Only fans holding game tickets -- which are fetching an average of more than $4,000 apiece on the ticket brokerage Web site Stubhub.com -- will be allowed inside the security perimeter.

An NFL spokesman said the league had actually first curbed Super Bowl tailgating after the Sept. 11 attacks.

But Joe "The Commish" Cahn, a professional tailgater who has attended the last 11 Super Bowls, said that an additional RV ban as well as Dolphin Stadium's layout -- typically a tailgater's paradise -- made this year's restriction a particular hardship.

"Miami has one of the best parking lots in the league," Cahn said while navigating his 40-foot Country Coach toward the Super Bowl host city. "The problem is space. The NFL Experience is put in the parking lot, the corporate tenting is put in the parking lot, so there's no room for tailgating."

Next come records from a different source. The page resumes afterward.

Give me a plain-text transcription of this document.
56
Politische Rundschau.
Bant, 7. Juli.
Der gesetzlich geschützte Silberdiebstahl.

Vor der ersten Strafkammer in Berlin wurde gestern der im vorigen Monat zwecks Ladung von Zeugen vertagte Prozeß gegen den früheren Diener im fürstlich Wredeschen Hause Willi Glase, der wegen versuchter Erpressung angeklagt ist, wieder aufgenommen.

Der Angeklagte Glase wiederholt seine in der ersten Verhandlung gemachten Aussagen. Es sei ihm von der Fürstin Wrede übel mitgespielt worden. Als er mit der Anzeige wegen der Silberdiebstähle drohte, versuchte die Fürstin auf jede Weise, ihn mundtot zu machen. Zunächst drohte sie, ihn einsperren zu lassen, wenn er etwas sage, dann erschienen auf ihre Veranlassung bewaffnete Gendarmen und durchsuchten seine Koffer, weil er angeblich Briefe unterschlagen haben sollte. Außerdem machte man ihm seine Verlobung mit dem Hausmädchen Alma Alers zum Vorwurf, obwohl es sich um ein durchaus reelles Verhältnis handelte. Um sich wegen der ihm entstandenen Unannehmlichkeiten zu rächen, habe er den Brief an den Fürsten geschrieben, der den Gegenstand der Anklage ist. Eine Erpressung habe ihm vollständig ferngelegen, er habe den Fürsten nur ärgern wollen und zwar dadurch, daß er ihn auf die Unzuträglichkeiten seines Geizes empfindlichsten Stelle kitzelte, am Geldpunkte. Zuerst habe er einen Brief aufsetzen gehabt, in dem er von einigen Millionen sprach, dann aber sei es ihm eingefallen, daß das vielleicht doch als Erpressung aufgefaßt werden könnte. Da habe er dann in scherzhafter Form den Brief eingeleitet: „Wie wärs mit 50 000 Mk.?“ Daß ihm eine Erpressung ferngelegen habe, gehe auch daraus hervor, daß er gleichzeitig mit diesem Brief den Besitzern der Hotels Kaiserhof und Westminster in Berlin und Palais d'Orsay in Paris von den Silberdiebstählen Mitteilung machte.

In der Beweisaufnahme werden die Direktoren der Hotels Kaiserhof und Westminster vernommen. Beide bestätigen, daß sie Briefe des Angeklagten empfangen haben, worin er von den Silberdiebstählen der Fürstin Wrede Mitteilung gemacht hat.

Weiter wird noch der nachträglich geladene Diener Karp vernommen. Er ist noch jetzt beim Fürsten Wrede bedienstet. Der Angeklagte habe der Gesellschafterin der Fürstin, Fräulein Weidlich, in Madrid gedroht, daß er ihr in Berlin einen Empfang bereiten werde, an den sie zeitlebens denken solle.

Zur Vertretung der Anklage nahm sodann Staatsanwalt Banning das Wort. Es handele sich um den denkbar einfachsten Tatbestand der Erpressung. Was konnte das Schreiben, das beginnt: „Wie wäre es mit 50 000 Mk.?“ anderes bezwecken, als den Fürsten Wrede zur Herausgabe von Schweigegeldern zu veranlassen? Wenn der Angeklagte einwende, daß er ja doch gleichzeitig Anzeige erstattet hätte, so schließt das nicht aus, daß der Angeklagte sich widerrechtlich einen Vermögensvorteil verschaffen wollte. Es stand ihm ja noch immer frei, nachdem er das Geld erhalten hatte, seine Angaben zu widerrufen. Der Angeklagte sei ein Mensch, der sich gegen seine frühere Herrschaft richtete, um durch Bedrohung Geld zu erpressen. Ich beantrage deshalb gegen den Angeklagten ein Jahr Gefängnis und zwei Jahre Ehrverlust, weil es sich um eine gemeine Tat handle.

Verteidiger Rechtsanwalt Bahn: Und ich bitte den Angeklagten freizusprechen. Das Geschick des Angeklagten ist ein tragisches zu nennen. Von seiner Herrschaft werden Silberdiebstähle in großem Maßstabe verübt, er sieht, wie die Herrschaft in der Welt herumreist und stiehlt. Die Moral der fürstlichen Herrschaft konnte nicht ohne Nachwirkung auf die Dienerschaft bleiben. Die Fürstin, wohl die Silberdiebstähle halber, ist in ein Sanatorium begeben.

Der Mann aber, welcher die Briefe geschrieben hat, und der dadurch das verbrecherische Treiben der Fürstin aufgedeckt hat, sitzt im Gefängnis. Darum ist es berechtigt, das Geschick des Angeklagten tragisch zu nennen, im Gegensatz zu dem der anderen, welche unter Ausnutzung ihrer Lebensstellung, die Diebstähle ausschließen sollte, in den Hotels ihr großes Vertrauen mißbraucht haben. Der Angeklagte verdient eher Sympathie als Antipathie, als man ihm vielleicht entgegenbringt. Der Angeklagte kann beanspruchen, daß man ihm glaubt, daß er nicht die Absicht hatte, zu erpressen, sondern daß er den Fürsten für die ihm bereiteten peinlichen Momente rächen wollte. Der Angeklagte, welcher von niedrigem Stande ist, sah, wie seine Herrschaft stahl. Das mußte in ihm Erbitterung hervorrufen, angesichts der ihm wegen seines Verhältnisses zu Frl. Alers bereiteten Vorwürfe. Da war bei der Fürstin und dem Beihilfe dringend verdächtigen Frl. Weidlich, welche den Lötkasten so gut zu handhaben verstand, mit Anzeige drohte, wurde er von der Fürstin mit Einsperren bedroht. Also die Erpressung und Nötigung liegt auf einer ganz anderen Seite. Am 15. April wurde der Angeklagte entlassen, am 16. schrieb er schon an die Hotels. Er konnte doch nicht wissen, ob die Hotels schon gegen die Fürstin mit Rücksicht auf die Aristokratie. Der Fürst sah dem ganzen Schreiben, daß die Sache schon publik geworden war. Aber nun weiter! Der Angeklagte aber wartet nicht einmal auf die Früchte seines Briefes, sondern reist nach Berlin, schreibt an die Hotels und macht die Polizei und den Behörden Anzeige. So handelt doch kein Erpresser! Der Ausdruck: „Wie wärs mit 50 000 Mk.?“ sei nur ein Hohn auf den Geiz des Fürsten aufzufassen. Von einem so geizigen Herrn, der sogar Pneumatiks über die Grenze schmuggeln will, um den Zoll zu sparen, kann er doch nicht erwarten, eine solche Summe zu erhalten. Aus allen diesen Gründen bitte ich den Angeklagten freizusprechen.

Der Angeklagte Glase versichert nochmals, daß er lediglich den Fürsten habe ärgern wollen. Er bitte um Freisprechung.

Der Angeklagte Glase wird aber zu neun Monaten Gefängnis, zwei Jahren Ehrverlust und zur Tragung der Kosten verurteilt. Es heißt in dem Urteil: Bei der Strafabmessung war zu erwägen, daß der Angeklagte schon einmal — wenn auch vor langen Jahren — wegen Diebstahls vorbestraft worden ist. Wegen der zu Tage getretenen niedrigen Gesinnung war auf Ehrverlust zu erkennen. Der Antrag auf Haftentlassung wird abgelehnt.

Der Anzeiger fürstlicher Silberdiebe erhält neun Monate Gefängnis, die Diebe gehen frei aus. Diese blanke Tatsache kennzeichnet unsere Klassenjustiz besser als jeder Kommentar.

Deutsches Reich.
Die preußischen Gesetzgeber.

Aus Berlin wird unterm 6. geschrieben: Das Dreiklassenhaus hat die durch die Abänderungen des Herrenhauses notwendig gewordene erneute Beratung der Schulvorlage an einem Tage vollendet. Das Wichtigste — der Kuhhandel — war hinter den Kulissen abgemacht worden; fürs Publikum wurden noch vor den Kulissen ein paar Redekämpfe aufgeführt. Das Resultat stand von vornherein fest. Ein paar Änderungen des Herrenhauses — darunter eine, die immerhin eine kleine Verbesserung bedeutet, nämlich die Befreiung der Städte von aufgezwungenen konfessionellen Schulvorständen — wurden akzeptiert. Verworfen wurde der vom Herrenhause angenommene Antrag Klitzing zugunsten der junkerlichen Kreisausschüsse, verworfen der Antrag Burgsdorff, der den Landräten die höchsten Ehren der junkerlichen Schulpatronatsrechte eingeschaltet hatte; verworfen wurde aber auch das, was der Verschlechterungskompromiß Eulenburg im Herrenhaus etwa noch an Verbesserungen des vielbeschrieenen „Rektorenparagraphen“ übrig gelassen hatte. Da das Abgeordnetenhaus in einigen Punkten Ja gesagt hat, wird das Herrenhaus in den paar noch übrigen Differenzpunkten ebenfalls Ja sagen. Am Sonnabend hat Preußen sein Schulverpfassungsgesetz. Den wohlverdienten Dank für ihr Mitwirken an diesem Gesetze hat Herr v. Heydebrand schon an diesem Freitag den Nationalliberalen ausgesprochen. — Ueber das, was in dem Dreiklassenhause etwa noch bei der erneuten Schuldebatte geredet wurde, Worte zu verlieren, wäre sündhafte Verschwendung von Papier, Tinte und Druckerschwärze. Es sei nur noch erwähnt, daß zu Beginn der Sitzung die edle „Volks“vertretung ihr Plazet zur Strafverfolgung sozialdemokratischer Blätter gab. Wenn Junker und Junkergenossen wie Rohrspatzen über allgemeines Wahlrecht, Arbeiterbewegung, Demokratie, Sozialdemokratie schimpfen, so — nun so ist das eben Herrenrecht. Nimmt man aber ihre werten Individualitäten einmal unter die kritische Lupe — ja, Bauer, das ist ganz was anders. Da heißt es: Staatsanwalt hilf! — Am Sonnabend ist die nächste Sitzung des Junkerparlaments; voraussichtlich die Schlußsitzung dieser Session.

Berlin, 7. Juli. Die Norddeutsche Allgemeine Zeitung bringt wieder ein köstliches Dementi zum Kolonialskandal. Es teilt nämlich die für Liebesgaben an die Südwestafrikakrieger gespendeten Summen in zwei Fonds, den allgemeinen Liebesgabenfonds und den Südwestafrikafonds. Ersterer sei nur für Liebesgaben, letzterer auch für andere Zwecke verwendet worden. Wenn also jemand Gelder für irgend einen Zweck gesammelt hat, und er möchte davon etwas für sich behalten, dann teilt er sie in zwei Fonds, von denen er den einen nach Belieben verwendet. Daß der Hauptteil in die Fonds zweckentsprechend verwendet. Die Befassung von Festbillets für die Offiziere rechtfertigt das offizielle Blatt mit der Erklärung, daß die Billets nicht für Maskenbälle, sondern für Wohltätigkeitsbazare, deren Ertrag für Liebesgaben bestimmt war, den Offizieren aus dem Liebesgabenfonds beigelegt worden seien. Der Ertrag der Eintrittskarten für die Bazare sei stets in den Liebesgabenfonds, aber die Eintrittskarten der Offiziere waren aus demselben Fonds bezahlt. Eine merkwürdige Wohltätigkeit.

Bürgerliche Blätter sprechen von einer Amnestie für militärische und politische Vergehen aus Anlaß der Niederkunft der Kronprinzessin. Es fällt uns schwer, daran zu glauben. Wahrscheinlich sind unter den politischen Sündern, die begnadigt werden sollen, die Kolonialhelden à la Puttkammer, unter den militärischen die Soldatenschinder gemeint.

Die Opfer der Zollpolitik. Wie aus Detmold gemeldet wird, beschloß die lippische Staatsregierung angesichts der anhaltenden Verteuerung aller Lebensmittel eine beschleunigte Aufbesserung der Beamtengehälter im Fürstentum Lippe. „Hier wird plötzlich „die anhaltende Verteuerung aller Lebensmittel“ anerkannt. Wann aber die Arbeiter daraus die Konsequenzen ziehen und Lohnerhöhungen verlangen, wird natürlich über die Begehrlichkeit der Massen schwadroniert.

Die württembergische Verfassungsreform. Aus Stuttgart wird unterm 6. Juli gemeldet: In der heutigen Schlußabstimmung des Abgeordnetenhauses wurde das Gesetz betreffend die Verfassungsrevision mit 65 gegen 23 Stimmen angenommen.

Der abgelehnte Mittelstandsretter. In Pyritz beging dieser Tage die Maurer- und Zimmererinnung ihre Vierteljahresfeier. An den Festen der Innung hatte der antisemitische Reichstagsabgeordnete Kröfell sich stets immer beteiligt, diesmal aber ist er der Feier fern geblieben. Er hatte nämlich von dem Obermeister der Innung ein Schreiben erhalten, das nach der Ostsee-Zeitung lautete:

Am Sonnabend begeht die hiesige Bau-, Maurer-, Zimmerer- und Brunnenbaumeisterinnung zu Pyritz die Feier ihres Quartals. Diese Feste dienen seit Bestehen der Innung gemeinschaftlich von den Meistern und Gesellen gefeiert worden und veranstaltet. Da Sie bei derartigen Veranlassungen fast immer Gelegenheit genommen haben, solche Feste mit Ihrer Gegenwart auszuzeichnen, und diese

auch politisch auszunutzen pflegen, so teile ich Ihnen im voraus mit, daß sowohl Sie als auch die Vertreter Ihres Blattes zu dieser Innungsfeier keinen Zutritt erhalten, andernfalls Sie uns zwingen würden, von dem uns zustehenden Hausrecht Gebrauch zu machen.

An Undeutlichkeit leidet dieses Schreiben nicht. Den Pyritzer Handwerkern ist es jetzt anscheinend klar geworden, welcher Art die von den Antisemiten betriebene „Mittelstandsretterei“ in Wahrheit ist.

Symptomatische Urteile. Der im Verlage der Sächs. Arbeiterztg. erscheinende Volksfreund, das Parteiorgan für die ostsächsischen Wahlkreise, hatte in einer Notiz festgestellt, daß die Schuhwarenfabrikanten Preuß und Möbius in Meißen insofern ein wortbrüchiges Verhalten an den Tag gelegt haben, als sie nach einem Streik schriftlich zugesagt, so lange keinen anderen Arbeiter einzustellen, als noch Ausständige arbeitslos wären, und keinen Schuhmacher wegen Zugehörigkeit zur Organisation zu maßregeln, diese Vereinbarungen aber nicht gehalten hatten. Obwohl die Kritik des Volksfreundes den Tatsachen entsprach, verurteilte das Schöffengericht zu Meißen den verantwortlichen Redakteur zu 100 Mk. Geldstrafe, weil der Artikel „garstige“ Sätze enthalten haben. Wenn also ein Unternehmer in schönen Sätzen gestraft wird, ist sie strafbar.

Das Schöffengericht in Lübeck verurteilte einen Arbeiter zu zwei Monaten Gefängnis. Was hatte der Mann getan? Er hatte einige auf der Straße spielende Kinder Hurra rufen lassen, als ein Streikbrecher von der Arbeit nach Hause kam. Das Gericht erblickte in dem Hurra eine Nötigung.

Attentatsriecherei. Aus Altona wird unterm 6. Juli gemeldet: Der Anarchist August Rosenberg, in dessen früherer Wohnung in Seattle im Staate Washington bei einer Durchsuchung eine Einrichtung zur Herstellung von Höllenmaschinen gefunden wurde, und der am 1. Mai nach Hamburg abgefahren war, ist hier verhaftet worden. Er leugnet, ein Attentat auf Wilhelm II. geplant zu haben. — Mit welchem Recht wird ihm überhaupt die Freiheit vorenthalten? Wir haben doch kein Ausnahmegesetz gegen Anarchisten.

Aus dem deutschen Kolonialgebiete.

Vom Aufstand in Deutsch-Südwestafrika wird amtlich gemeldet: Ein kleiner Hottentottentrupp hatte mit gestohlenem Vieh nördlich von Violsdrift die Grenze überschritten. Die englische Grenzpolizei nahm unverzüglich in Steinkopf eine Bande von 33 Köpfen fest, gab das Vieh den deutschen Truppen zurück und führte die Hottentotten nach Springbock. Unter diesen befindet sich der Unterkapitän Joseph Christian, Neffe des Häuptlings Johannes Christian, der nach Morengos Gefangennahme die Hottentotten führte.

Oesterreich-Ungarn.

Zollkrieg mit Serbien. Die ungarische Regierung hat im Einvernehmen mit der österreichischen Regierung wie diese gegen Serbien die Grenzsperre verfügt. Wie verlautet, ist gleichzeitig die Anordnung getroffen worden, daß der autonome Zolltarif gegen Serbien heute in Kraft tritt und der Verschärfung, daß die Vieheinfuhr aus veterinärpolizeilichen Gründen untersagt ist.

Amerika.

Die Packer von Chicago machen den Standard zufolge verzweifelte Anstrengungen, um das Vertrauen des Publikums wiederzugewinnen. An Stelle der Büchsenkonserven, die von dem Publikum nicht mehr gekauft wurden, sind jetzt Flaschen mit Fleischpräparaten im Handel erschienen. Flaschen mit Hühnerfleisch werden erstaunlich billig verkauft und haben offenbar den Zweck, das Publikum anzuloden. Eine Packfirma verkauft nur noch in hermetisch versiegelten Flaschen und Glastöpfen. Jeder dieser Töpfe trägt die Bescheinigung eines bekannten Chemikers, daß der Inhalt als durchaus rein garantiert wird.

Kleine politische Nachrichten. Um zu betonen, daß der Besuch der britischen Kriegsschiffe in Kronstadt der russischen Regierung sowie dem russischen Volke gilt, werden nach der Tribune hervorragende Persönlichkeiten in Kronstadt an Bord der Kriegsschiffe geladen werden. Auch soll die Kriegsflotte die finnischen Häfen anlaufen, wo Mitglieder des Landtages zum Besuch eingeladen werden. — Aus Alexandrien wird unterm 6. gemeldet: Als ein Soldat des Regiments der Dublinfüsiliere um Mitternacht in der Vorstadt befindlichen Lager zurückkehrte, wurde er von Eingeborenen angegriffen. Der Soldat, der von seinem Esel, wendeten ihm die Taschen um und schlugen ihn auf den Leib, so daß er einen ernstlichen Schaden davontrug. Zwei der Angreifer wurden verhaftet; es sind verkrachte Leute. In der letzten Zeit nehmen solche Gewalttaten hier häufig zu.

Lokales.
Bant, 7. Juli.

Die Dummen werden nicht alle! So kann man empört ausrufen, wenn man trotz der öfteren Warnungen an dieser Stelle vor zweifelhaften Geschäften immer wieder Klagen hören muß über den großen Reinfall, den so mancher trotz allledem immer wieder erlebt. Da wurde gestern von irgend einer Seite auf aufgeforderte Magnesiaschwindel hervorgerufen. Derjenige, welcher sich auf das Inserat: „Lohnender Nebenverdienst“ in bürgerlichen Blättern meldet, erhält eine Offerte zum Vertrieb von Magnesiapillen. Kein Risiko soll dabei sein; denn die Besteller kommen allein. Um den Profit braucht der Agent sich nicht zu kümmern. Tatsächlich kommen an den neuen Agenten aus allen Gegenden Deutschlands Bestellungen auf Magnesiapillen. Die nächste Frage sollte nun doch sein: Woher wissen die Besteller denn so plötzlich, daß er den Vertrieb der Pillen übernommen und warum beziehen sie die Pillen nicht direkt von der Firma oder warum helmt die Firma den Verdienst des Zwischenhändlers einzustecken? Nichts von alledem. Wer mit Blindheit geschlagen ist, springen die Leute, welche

The NFL Experience is a family friendly event area, sponsored by The Home Depot, which features interactive games, football clinics and player appearances.

Corporate tenting is, well, tented areas reserved for the Super Bowl by corporate sponsors, like Pepsi, a chief sponsor, for example.

Stadiums that sit within a city's downtown typically offer plenty of nearby lots with owners happy to charge a fee to host the spirited tailgate scene. Venues outside of downtown areas are usually flanked with additional parking that would fall just outside the NFL's security perimeter.

Dolphin Stadium, however, sits in Miami Gardens, a tightly clustered residential neighborhood 16 miles north of downtown Miami, far from the action of South Beach and with little defined room for tailgaters to set up shop nearby.

With an estimated 120,000 visitors traveling to Miami for the game -- 45,000 more fans than the stadium holds -- it's unlikely that tailgaters will find a common space.

"I wouldn't know where to go a mile away," a member of the Super Bowl host committee said when asked about alternative tailgating options.

That explains Cahn's early trip south, where he planned to scout the area in hopes of finding an industrial lot controlled by a reasonable, welcoming and fan-friendly owner.

As for Baum, he'll fly with about a dozen friends into Fort Lauderdale, where they've reserved an oversize van. His tailgate crew will stock up on supplies -- including a new grill -- and drive to an RV park they found about seven miles from the stadium.

Not that he's happy with the NFL about it.

"They accommodate everybody but the people who care the most," Baum said. "I think they've lost their way. It's all driven by money, not by fans."